Revolutionary war timeline

  • Creation of the Continental Congress

    Creation of the Continental Congress
    From 1774 to 1789, the Continental Congress served as the government of the 13 American colonies and later the United States. The First Continental Congress, which was comprised of delegates from the colonies, met in 1774 in reaction to the Coercive Acts, a series of measures imposed by the British government on the colonies in response to their resistance to new taxes.
  • Battle of Bunker Hill

    Battle of Bunker Hill
    On June 17, 1775, early in the Revolutionary War (1775-83), the British defeated the Americans at the Battle of Bunker Hill in Massachusetts. Despite their loss, the inexperienced colonial forces inflicted significant casualties against the enemy, and the battle provided them with an important confidence boost. Although commonly referred to as the Battle of Bunker Hill, most of the fighting occurred on nearby Breed’s Hill.
  • Paul Revere's Ride

    Paul Revere's Ride
    American revolutionary Paul Revere was immortalized in the Henry Wadsworth Longfellow poem “The Midnight Ride of Paul Revere,” for bearing news of an impending British invasion to the town of Lexington, Massachusetts, a hotbed of radical activity.
  • Battle of Lexington and Concord

    Battle of Lexington and Concord
    The Battles of Lexington and Concord, fought on April 19, 1775, kicked off the American Revolutionary War (1775-83). Tensions had been building for many years between residents of the 13 American colonies and the British authorities, particularly in Massachusetts. On the night of April 18, 1775, hundreds of British troops marched from Boston to nearby Concord in order to seize an arms cache.
  • Creation of the Declaration of Independence

    Creation of the Declaration of Independence
    On the evening of July 9, 1776, thousands of Continental soldiers who had come from Boston to defend New York City from the British marched to the parade grounds in Lower Manhattan. General George Washington had ordered them to assemble promptly at six o'clock to hear a declaration approved by the Continental Congress calling for American independence from Great Britain.
  • Battle of Trenton/ Princeton

    Battle of Trenton/ Princeton
    General George Washington’s army crossed the icy Delaware on Christmas Day 1776 and, over the course of the next 10 days, won two crucial battles of the American Revolution.

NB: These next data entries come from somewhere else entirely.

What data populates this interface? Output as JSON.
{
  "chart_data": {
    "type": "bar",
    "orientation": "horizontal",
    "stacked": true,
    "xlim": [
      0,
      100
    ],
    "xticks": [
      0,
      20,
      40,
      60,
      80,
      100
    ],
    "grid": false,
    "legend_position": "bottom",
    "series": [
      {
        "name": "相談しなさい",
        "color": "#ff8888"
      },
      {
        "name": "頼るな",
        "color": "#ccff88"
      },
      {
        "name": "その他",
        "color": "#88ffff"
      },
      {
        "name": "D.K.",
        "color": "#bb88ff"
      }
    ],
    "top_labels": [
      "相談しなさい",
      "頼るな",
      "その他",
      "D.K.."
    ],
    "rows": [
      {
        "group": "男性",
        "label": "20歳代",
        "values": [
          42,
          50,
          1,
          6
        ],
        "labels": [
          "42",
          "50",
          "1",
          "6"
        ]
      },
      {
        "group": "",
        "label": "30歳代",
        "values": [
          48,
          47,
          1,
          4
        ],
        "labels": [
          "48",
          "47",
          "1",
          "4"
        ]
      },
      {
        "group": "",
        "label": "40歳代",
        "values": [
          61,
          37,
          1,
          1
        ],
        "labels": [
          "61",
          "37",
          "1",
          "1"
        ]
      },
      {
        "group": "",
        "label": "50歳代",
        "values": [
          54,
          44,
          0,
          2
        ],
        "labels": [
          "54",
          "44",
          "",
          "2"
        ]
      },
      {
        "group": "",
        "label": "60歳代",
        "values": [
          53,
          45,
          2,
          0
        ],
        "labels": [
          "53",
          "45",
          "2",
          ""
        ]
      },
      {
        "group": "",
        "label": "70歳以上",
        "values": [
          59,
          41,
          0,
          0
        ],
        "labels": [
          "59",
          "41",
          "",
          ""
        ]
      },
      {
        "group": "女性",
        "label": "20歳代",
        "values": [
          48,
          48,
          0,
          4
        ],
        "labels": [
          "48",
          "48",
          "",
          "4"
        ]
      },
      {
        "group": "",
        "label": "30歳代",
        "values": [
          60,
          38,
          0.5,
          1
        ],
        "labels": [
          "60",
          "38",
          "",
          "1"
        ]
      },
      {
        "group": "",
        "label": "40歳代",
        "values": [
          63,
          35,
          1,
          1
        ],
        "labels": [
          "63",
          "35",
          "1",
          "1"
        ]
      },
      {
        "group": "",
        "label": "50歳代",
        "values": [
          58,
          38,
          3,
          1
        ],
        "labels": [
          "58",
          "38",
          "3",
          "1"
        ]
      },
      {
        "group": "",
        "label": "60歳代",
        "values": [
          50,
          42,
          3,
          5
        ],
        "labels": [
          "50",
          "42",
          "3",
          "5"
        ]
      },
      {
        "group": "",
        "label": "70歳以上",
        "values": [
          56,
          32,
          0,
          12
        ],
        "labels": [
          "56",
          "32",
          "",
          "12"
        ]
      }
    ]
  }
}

In the Battle of Trenton (December 26), Washington defeated a formidable garrison of Hessian mercenaries before withdrawing. A week later he returned to Trenton to lure British forces south, then executed a daring night march to capture Princeton on January 3.
  • Battle of Saratoga

    Battle of Saratoga
    Fought eighteen days apart in the fall of 1777, the two Battles of Saratoga were a turning point in the American Revolution. On September 19th, British General John Burgoyne achieved a small, but costly victory over American forces led by Horatio Gates and Benedict Arnold. Though his troop strength had been weakened, Burgoyne again attacked the Americans at Bemis Heights on October 7th, but this time was defeated and forced to retreat.
  • Winter at Valley Forge

    Winter at Valley Forge
    On this day in 1777, commander of the Continental Army George Washington, the future first president of the United States, leads his beleaguered troops into winter quarters at Valley Forge, Pennsylvania.
  • Battle of Yorktown

    Battle of Yorktown
    In the fall of 1781, a combined American force of Colonial and French troops laid seige to the British Army at Yorktown, Virginia. Led by George Washington and French General Comte de Rochambeau, they began their final attack on October 14th, capturing two British defenses and leading to the surrender, just days later, of British General Lord Corwallis and nearly 9,000 troops.
  • Treaty of Paris

    Treaty of Paris
    The Treaty of Paris of 1783, negotiated between the United States and Great Britain, ended the revolutionary war and recognized American independence. The Continental Congress named a five-member commission to negotiate a treaty–John Adams, Benjamin Franklin, John Jay, Thomas Jefferson, and Henry Laurens. Laurens, however, was captured by a British warship and held in the Tower of London until the end of the war.